An unhappy group of members splintered off and formed their own union. Things didn’t quite go according to plan for the union and its leader, Caesar Petrillo. The American Federation of Musicians launched a strike against the major Hollywood studios on February 20, 1958. But the theory has also been floated, and I can’t remember where I first read it, was that the canned music was necessitated by a musicians strike. Goldmark speculated in his dissertation that a possible reason behind using the stock music was an experiment to save money Carl Stalling retired from the studio just before the Capitol library found its way into Warners cartoons. Seely got the screen credit on the cartoons solely because he was the boss at Capitol.ĭr. Cues from the Capitol library were cherry-picked, quite possibly by Treg Brown at Warners, and edited together to form a score.
Capitol hi q production music library tv#
It proved to be very popular it provided background music for Hanna-Barbera cartoons, Gumby stop-motion shorts, industrial films from numerous companies (including Jerry Fairbanks Productions) and theme songs for several TV shows. In 1956, Capitol created a library of several hundred records (or film reels) of music that could be licensed for films or television shows. At the time, Seely was in charge of Capitol’s film music library. Seely was a musician and composer, but he didn’t compose the scores for the six shorts. Six cartoons released by Warners in 1958 bear a music credit for John Seely.

Also missing is a list of cues I’ve been trying to find out about for several decades-what the internet has dubbed “The Seely Six.” Goldmark’s dissertation expounds on Stalling’s use of popular and classical music, so most of his cue transcriptions are missing just about anything Stalling (and his successors and predecessors) composed for each cartoon. The cue sheet reveals the melody behind Bugs and then Yosemite Sam dancing is a Carl Stalling original.ĭr. Here’s the list of cues for one of Friz Freleng’s funniest cartoons, Bugs Bunny Rides Again (1948). In his doctoral dissertation at UCLA in 2001, Daniel Goldmark, perhaps the foremost expert on music in theatrical animated cartoons, transcribed portions of the cue sheets for almost every Warners short, beginning with the first Looney Tune, Sinkin’ in the Bathtub (1930). My favourite cartoons were made by Warner Bros. Jerry Beck, as you might expect, has a random collection on his Cartoon Research web site.

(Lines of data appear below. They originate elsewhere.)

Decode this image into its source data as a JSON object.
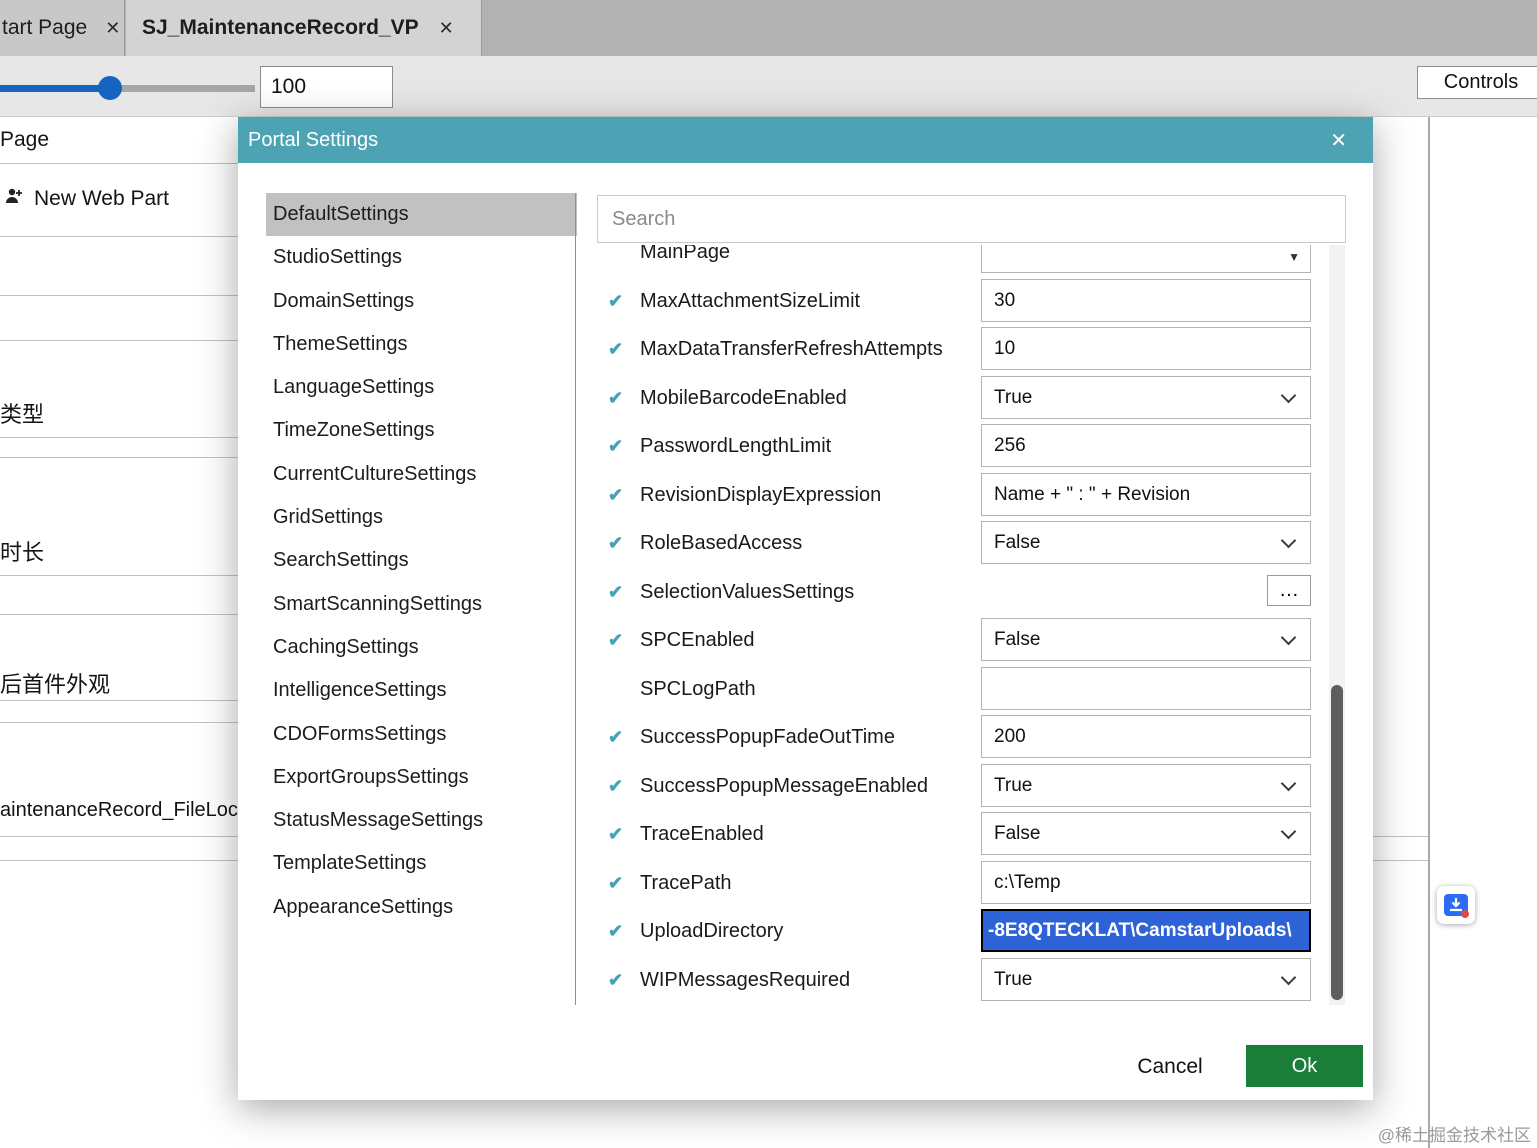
{
  "tabs": [
    {
      "label": "tart Page",
      "active": false
    },
    {
      "label": "SJ_MaintenanceRecord_VP",
      "active": true
    }
  ],
  "toolbar": {
    "zoom_value": "100",
    "controls_label": "Controls"
  },
  "background": {
    "page_label": "Page",
    "new_web_part_label": "New Web Part",
    "type_label": "类型",
    "duration_label": "时长",
    "appearance_label": "后首件外观",
    "file_label": "aintenanceRecord_FileLoc"
  },
  "icons": {
    "close": "✕",
    "check": "✔",
    "ellipsis": "…",
    "dropdown_arrow": "▼"
  },
  "dialog": {
    "title": "Portal Settings",
    "search_placeholder": "Search",
    "categories": [
      {
        "label": "DefaultSettings",
        "selected": true
      },
      {
        "label": "StudioSettings",
        "selected": false
      },
      {
        "label": "DomainSettings",
        "selected": false
      },
      {
        "label": "ThemeSettings",
        "selected": false
      },
      {
        "label": "LanguageSettings",
        "selected": false
      },
      {
        "label": "TimeZoneSettings",
        "selected": false
      },
      {
        "label": "CurrentCultureSettings",
        "selected": false
      },
      {
        "label": "GridSettings",
        "selected": false
      },
      {
        "label": "SearchSettings",
        "selected": false
      },
      {
        "label": "SmartScanningSettings",
        "selected": false
      },
      {
        "label": "CachingSettings",
        "selected": false
      },
      {
        "label": "IntelligenceSettings",
        "selected": false
      },
      {
        "label": "CDOFormsSettings",
        "selected": false
      },
      {
        "label": "ExportGroupsSettings",
        "selected": false
      },
      {
        "label": "StatusMessageSettings",
        "selected": false
      },
      {
        "label": "TemplateSettings",
        "selected": false
      },
      {
        "label": "AppearanceSettings",
        "selected": false
      }
    ],
    "settings": [
      {
        "label": "MainPage",
        "checked": false,
        "control": "select",
        "value": "",
        "clipped": true
      },
      {
        "label": "MaxAttachmentSizeLimit",
        "checked": true,
        "control": "text",
        "value": "30"
      },
      {
        "label": "MaxDataTransferRefreshAttempts",
        "checked": true,
        "control": "text",
        "value": "10"
      },
      {
        "label": "MobileBarcodeEnabled",
        "checked": true,
        "control": "select",
        "value": "True"
      },
      {
        "label": "PasswordLengthLimit",
        "checked": true,
        "control": "text",
        "value": "256"
      },
      {
        "label": "RevisionDisplayExpression",
        "checked": true,
        "control": "text",
        "value": "Name + \" : \" + Revision"
      },
      {
        "label": "RoleBasedAccess",
        "checked": true,
        "control": "select",
        "value": "False"
      },
      {
        "label": "SelectionValuesSettings",
        "checked": true,
        "control": "ellipsis",
        "value": "…"
      },
      {
        "label": "SPCEnabled",
        "checked": true,
        "control": "select",
        "value": "False"
      },
      {
        "label": "SPCLogPath",
        "checked": false,
        "control": "text",
        "value": ""
      },
      {
        "label": "SuccessPopupFadeOutTime",
        "checked": true,
        "control": "text",
        "value": "200"
      },
      {
        "label": "SuccessPopupMessageEnabled",
        "checked": true,
        "control": "select",
        "value": "True"
      },
      {
        "label": "TraceEnabled",
        "checked": true,
        "control": "select",
        "value": "False"
      },
      {
        "label": "TracePath",
        "checked": true,
        "control": "text",
        "value": "c:\\Temp"
      },
      {
        "label": "UploadDirectory",
        "checked": true,
        "control": "text",
        "value": "-8E8QTECKLAT\\CamstarUploads\\",
        "selected": true
      },
      {
        "label": "WIPMessagesRequired",
        "checked": true,
        "control": "select",
        "value": "True"
      }
    ],
    "cancel_label": "Cancel",
    "ok_label": "Ok"
  },
  "watermark": "@稀土掘金技术社区"
}
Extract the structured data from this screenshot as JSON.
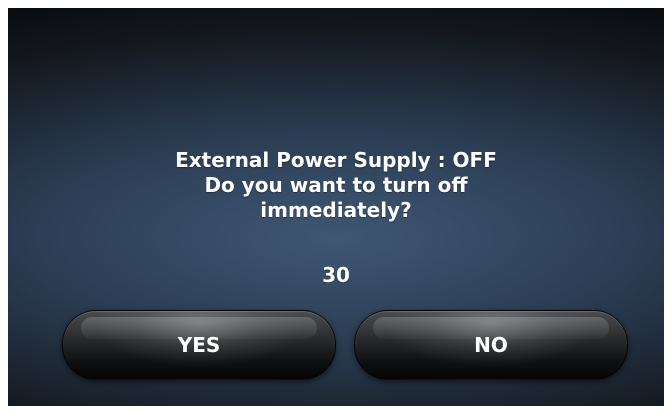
{
  "dialog": {
    "message_lines": [
      "External Power Supply : OFF",
      "Do you want to turn off",
      "immediately?"
    ],
    "countdown": "30",
    "buttons": {
      "yes": "YES",
      "no": "NO"
    }
  }
}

A cue sheet is still required for every production, film or television.īelow you see a sheet from the first Huckleberry Hound Show, though this sheet was revised in June 1960 for some reason. In the sound era, cue sheets were logs containing names of songs, publishers and other pertinent information, and sent to music licensing organisations to ensure composers got paid for their work. Music publishers would send out cue sheets to theatres in the hope the music cues on it would be played-cues that, oddly enough, were exclusive to the publisher supplying the sheet. Cue sheets have been around since before sound films, but they originally served a different purpose.

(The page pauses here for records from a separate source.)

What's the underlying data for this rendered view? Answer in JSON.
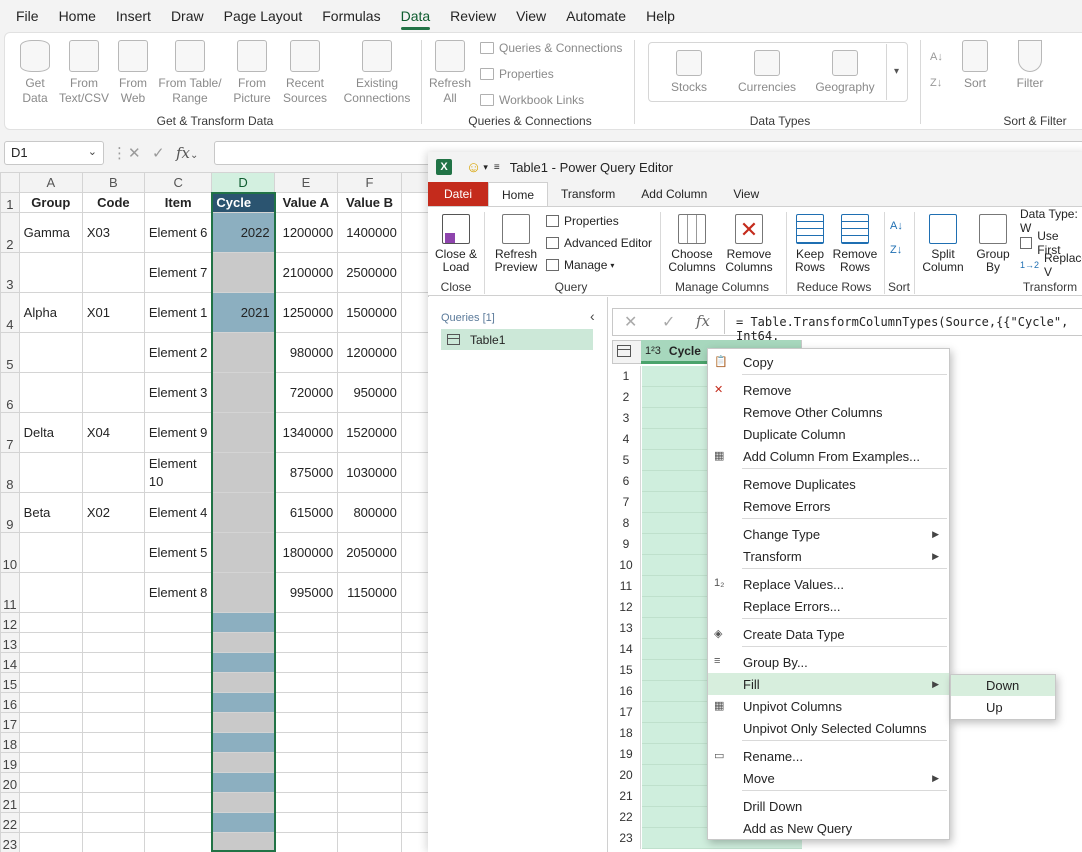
{
  "menubar": [
    "File",
    "Home",
    "Insert",
    "Draw",
    "Page Layout",
    "Formulas",
    "Data",
    "Review",
    "View",
    "Automate",
    "Help"
  ],
  "ribbon": {
    "get_data": "Get\nData",
    "from_text": "From\nText/CSV",
    "from_web": "From\nWeb",
    "from_table": "From Table/\nRange",
    "from_picture": "From\nPicture",
    "recent_sources": "Recent\nSources",
    "existing_connections": "Existing\nConnections",
    "group_get": "Get & Transform Data",
    "refresh_all": "Refresh\nAll",
    "queries_connections": "Queries & Connections",
    "properties": "Properties",
    "workbook_links": "Workbook Links",
    "group_queries": "Queries & Connections",
    "stocks": "Stocks",
    "currencies": "Currencies",
    "geography": "Geography",
    "group_datatypes": "Data Types",
    "sort": "Sort",
    "filter": "Filter",
    "group_sortfilter": "Sort & Filter"
  },
  "namebox": "D1",
  "fx": "fx",
  "sheet": {
    "col_headers": [
      "A",
      "B",
      "C",
      "D",
      "E",
      "F"
    ],
    "table_headers": [
      "Group",
      "Code",
      "Item",
      "Cycle",
      "Value A",
      "Value B"
    ],
    "rows": [
      {
        "n": "2",
        "a": "Gamma",
        "b": "X03",
        "c": "Element 6",
        "d": "2022",
        "e": "1200000",
        "f": "1400000"
      },
      {
        "n": "3",
        "a": "",
        "b": "",
        "c": "Element 7",
        "d": "",
        "e": "2100000",
        "f": "2500000"
      },
      {
        "n": "4",
        "a": "Alpha",
        "b": "X01",
        "c": "Element 1",
        "d": "2021",
        "e": "1250000",
        "f": "1500000"
      },
      {
        "n": "5",
        "a": "",
        "b": "",
        "c": "Element 2",
        "d": "",
        "e": "980000",
        "f": "1200000"
      },
      {
        "n": "6",
        "a": "",
        "b": "",
        "c": "Element 3",
        "d": "",
        "e": "720000",
        "f": "950000"
      },
      {
        "n": "7",
        "a": "Delta",
        "b": "X04",
        "c": "Element 9",
        "d": "",
        "e": "1340000",
        "f": "1520000"
      },
      {
        "n": "8",
        "a": "",
        "b": "",
        "c": "Element 10",
        "d": "",
        "e": "875000",
        "f": "1030000"
      },
      {
        "n": "9",
        "a": "Beta",
        "b": "X02",
        "c": "Element 4",
        "d": "",
        "e": "615000",
        "f": "800000"
      },
      {
        "n": "10",
        "a": "",
        "b": "",
        "c": "Element 5",
        "d": "",
        "e": "1800000",
        "f": "2050000"
      },
      {
        "n": "11",
        "a": "",
        "b": "",
        "c": "Element 8",
        "d": "",
        "e": "995000",
        "f": "1150000"
      }
    ],
    "empty_rows": [
      "12",
      "13",
      "14",
      "15",
      "16",
      "17",
      "18",
      "19",
      "20",
      "21",
      "22",
      "23"
    ]
  },
  "pq": {
    "title": "Table1 - Power Query Editor",
    "tabs": [
      "Datei",
      "Home",
      "Transform",
      "Add Column",
      "View"
    ],
    "close_load": "Close &\nLoad",
    "refresh_preview": "Refresh\nPreview",
    "properties": "Properties",
    "advanced_editor": "Advanced Editor",
    "manage": "Manage",
    "choose_columns": "Choose\nColumns",
    "remove_columns": "Remove\nColumns",
    "keep_rows": "Keep\nRows",
    "remove_rows": "Remove\nRows",
    "split_column": "Split\nColumn",
    "group_by": "Group\nBy",
    "data_type": "Data Type: W",
    "use_first": "Use First",
    "replace": "Replace V",
    "groups": [
      "Close",
      "Query",
      "Manage Columns",
      "Reduce Rows",
      "Sort",
      "Transform"
    ],
    "queries_header": "Queries [1]",
    "query_item": "Table1",
    "formula": "= Table.TransformColumnTypes(Source,{{\"Cycle\", Int64.",
    "column_type": "1²3",
    "column_name": "Cycle",
    "row_numbers": [
      "1",
      "2",
      "3",
      "4",
      "5",
      "6",
      "7",
      "8",
      "9",
      "10",
      "11",
      "12",
      "13",
      "14",
      "15",
      "16",
      "17",
      "18",
      "19",
      "20",
      "21",
      "22",
      "23"
    ]
  },
  "context_menu": {
    "items": [
      "Copy",
      "Remove",
      "Remove Other Columns",
      "Duplicate Column",
      "Add Column From Examples...",
      "Remove Duplicates",
      "Remove Errors",
      "Change Type",
      "Transform",
      "Replace Values...",
      "Replace Errors...",
      "Create Data Type",
      "Group By...",
      "Fill",
      "Unpivot Columns",
      "Unpivot Only Selected Columns",
      "Rename...",
      "Move",
      "Drill Down",
      "Add as New Query"
    ],
    "submenu": [
      "Down",
      "Up"
    ]
  }
}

The definitive answer to “what is that music” is found in something that, regrettably for cartoon fans, is not available on the internet. cartoon? Or “Shuffle Off to Buffalo”? (Performed by a Jewish baby, in one short). How else would anyone born in the 1950s or 1980s know “Blues in the Night” unless they heard it in the soundtrack of a Warner Bros. My father had a large collection of classical music and listened to a classical radio station, so I’m not one of those people who say “I learned about classical music/opera watching cartoons.” But cartoons exposed me, and several generations, to popular songs of another era. In some cases, the answer is easy if someone has knowledge of classical music. And music is behind one of the questions asked by animation fans on occasion: “What is that music in the background?” Music was the driving force in the early sound cartoons think of the Silly Symphonies, the original Merrie Melodies and Mickey Mouse bashing out tunes on a variety of animals-turned-instruments.